親から十分な愛着を得られなかった子供は「算数」が苦手になるという研究結果

とある心理学的文献は、算数に対する苦手意識とは「数の操作や数学的な問題の解決を妨げる緊張感や不安感」であると説明しました。

この考え方は多くの研究者から支持されており、様々な研究が行われた結果「算数に対する不安が算数の成績に悪影響を与えている。」という結論に収束しました。

では「算数に対する不安」とはどこからくるものなのでしょうか。

この謎を解き明かすべく、研究チームは小学5年生を対象に実験を行いました。(小学5年生の時期が算数に対する苦手意識が顕著に現れるという研究が存在したため)

幼少期における数学不安

前述した心理学的文献は親の愛着理論と呼ばれるものにも触れており、養育者との親密な関係がなければ子供は社会的、心理学的に不安を覚えやすいとしています。

この理論に基づいた以前の別の研究は「十分な愛着を得た子供は親に容易に助けを求めることができるが、そうでない子供は問題を抱え込みやすい。」という結果を残しました。

そこで今回の研究は、「不安定な愛着が子どもの数学の不安と関連しているかもしれない」という仮説を立て、子どもたちに母親との関係を測定するアンケートを実施しました。

対象となった87名(男女比41:46)の参加者は様々な社会的背景を持っていました。15人の子供の両親は離婚し、父親が死亡している子供が4名いました。
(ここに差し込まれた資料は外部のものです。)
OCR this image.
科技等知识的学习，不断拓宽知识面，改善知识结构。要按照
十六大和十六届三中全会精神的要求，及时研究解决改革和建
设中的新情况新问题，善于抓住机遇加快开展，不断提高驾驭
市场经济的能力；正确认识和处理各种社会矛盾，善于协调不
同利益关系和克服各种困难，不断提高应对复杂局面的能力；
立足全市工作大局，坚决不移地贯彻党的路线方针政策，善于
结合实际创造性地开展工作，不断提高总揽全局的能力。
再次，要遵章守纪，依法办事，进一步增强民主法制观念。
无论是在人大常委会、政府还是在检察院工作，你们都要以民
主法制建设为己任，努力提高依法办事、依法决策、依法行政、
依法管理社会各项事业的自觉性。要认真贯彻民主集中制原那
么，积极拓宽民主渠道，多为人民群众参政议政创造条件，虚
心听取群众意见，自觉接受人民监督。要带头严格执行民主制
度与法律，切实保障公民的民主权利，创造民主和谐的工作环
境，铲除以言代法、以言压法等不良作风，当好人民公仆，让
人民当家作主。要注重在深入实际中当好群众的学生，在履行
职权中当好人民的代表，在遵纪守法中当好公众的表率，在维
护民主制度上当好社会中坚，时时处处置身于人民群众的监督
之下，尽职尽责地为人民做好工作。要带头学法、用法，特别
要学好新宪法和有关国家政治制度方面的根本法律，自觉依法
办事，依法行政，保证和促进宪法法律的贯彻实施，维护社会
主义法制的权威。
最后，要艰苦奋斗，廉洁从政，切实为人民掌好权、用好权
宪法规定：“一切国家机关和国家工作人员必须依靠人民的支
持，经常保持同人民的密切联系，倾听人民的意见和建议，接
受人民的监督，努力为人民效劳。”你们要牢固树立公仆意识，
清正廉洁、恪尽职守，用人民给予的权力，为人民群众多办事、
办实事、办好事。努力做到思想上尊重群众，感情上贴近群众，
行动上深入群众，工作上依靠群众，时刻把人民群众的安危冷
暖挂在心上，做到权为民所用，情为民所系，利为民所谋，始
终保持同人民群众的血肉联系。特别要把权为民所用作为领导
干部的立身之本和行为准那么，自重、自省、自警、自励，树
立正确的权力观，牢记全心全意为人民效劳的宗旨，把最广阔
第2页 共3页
またアンケート以外にも、「算数の授業中に指名されたとき、どのくらい緊張しているか」などの質問を含む算数の不安の評価や単純な数学のテスト(6+5などのもの200個をいかに早く解けるか)などを行い、算数の知能レベルを検証しました。

愛着と数学の苦手意識には関係性があることが判明

調査結果は不安定な愛着が算数の不安と関連していることを示しました。これは算数の成績と愛着の関係性を示した初の事例です。

十分な愛着をもらえなかった子供は数学の問題解決の際に親や教師から数学の助けを受ける可能性が低くなり、結果としてより多くの失敗を重ねると、研究者は語っています。

なお数学のテストの中には時間制限があるテストと時間制限なしのテストがあったのですが、算数を苦手とする子供はその両方の得点が低かったことから、単に時間に追われることが苦手なのではなく、算数全般を苦手としていることも示されました。

しかし、著者らは今回の研究は一般的な不安や特徴的な不安を含めたものではないことを認めており、一般的な不安効果を反映してだけという可能性を排除できないとしています。